Abortion in particular is simply not an issue elsewhere, gay marriage is largely uncontroversial now that it's happened, and the really vicious and borderline genocidal anti trans movement is mostly English and American only.

So that retrograde social stuff probably can't really explain divergence between, say, New Zealand or English vs German or Danish millennial voting patterns regarding right wing parties, because most of the right parties in question are pretty mild on that front.

Here it's economical not social. By US standards our right wing is socially liberal fiscally conservative. Gay marriage was passed by right wing prime minister.

The you have been priced out of property and cost of living.

One side is useless at dealing with it the other side actively making it worse
 
Life isn't secure.

Name a communist regime where people felt secure.
That's a bit of an uncreative take?

Humans can come up w new ideas

Look it doesn't really matter if communism actually works, what matters at the end of the day is whether it's seductive enough for the masses to buy into it during a period when the current paradigm is showing massive cracks that have intentionally been ignored by incompetently corrupt (not saying they ever were not before, just that they're completely inept in how they go about it now. Hence "incompetently"! ;) ) leadership for decades now.
 
Here it's economical not social. By US standards our right wing is socially liberal fiscally conservative. Gay marriage was passed by right wing prime minister.
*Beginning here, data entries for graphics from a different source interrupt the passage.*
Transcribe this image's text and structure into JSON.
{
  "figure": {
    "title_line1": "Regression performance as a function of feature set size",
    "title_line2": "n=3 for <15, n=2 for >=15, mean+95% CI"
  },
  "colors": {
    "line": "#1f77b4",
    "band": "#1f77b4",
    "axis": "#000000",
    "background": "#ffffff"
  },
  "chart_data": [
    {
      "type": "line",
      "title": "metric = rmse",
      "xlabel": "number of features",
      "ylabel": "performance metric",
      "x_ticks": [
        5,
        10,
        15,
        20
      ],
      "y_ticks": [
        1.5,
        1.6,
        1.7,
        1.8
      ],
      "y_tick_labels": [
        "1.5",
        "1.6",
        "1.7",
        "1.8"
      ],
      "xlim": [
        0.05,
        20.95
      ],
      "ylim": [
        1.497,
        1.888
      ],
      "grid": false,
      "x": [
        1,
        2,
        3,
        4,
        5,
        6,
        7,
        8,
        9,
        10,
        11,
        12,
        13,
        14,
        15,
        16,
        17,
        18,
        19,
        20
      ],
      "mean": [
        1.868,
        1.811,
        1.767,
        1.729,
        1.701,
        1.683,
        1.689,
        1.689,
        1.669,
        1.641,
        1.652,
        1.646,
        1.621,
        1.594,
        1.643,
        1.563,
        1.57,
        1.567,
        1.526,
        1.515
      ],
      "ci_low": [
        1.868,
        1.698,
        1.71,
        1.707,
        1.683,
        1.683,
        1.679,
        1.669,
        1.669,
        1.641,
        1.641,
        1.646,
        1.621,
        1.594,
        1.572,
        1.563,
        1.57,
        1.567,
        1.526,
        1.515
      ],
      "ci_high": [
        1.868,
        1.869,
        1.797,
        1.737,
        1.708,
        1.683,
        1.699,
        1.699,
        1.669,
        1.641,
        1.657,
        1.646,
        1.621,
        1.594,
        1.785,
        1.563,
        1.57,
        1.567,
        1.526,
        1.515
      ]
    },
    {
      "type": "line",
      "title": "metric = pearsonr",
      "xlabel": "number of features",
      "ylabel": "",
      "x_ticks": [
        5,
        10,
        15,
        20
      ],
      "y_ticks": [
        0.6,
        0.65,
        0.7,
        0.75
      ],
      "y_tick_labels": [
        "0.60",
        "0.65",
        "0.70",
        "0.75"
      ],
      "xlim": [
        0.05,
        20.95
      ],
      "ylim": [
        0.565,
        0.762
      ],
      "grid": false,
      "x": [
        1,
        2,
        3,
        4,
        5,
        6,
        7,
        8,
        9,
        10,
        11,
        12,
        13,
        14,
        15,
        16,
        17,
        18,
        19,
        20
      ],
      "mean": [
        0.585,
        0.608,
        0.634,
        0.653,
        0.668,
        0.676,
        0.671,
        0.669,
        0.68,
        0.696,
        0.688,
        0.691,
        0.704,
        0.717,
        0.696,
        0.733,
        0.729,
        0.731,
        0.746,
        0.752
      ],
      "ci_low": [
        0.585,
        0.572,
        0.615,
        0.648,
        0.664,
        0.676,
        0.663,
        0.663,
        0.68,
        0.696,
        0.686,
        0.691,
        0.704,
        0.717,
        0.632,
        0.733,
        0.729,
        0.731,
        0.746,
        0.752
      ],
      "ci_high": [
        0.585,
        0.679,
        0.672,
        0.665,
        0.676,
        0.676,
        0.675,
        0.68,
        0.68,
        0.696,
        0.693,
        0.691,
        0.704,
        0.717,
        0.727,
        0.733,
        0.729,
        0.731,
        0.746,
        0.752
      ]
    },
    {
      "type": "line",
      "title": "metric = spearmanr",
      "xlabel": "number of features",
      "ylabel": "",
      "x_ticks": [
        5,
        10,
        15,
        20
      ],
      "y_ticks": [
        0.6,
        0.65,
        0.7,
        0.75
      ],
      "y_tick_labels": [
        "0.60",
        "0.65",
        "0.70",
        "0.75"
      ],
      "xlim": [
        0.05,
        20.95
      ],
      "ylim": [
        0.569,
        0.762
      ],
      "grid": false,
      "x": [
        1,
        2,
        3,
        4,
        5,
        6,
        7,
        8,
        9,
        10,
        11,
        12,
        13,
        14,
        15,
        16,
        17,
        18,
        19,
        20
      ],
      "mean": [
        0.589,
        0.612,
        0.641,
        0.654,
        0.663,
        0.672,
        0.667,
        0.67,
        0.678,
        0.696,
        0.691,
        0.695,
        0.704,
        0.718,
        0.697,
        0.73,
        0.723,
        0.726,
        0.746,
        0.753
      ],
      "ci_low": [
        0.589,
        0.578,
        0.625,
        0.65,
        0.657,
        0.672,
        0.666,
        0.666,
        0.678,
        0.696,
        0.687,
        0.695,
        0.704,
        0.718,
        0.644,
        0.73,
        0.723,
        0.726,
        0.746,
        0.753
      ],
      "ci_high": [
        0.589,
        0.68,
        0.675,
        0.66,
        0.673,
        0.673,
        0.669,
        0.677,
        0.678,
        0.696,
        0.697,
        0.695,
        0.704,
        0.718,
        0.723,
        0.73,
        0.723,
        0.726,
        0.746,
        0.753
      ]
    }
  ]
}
The you have been priced out of property and cost of living.

One side is useless at dealing with it the other side actively making it worse
Yeah the main economic things I see left-leaning young people complain about here are the costs of healthcare, housing, and education. As well as poor working conditions in retail jobs. It is weird though that the Republican states tend to be gaining population faster than the Democratic states due to being more affordable. But that can then turn places like Georgia and North Carolina into more of swing states.
 
Yeah the main economic things I see left-leaning young people complain about here are the costs of healthcare, housing, and education. As well as poor working conditions in retail jobs. It is weird though that the Republican states tend to be gaining population faster than the Democratic states due to being more affordable. But that can then turn places like Georgia and North Carolina into more of swing states.

Basically I get yelled at if I point out fix the economic stuff first the social stuff will then follow. Other way around you're just increasing extremism until something breaks.

Here the economic sytuff was done first by people who would fail modern purity tests but because things were comparatively good the social stuff followed.

Now it's getting harder and small scale Americanisms are sneaking in.